Two identical small masses each of mass m are connected by a light inextensible string on a smooth horizontal floor. A constant force F is applied at the mid point of the string as shown in the figure. The acceleration of each mass towards each other is,

Let the tension in the string be T at any angular position $\theta$, the acceleration of each ball along x and y axes be a and a₁ respectively.
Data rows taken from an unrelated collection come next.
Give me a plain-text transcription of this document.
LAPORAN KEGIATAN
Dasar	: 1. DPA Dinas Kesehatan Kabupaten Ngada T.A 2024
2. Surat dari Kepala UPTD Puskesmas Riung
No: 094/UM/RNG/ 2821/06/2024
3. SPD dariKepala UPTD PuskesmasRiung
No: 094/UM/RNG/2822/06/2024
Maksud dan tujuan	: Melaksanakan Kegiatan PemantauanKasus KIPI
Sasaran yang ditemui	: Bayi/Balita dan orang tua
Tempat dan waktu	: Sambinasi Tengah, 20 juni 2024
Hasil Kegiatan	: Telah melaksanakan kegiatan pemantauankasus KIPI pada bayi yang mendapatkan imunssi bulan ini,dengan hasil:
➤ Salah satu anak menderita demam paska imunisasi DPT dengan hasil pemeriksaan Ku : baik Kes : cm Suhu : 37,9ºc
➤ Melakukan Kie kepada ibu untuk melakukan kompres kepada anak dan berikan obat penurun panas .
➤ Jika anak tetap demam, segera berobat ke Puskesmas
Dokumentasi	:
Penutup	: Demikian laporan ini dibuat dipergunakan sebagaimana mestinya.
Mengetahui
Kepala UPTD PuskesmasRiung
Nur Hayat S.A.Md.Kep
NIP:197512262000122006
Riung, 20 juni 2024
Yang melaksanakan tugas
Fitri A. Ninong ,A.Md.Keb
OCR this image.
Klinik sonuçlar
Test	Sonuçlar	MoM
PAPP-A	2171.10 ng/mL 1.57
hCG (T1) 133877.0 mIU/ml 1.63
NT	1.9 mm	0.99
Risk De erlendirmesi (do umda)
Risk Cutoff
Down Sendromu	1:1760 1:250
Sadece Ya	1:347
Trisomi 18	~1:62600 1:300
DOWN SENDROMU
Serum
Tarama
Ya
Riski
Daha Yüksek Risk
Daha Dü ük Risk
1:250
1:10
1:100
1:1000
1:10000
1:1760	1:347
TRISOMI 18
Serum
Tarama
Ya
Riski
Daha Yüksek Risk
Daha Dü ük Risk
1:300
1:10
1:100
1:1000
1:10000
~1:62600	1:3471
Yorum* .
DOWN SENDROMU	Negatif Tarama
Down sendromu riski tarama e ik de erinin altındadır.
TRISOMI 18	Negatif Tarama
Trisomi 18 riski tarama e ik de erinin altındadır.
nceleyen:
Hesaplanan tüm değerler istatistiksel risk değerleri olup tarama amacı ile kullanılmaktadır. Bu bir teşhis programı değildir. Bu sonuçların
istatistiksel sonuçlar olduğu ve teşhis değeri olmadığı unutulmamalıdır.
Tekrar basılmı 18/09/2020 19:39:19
Writing the equation of motion of m, we obtain 

$\begin{array}{l}\sum F_x=ma\\ \Rightarrow T\cos \theta =ma ......\left(i\right)\\ \sum F_y=m{a}_1\end{array}$

$\Rightarrow T\sin \theta =m{a}_1 .......\left(ii\right)$

At point P, as it is accelerating with an acceleration a, therefore $F-2T\cos \theta =m_p\mathrm{a}$  where m_p= mass of the string at the point $P\cong 0$

$\begin{array}{l}\Rightarrow F=2T\mathrm{sos}\theta ........\left(iii\right)\\ \left(2\right)÷\left(1\right)\Rightarrow \tan \theta =\frac{a_1}{a}\\ \Rightarrow a_1=a\tan \theta \end{array}$

$\text{ where }a=\frac{T\cos \theta }{m}\text{ from }\left(i\right)\text{. }$

$\text{ Putting }T=\frac{F}{2\cos \theta },\text{ from (iii), we obtain }$

$a_1=\frac{F}{2m}\tan \theta$

$\text{ Putting }\theta ={30}^{\circ }\Rightarrow a_1=\frac{F}{2\sqrt{3}m}$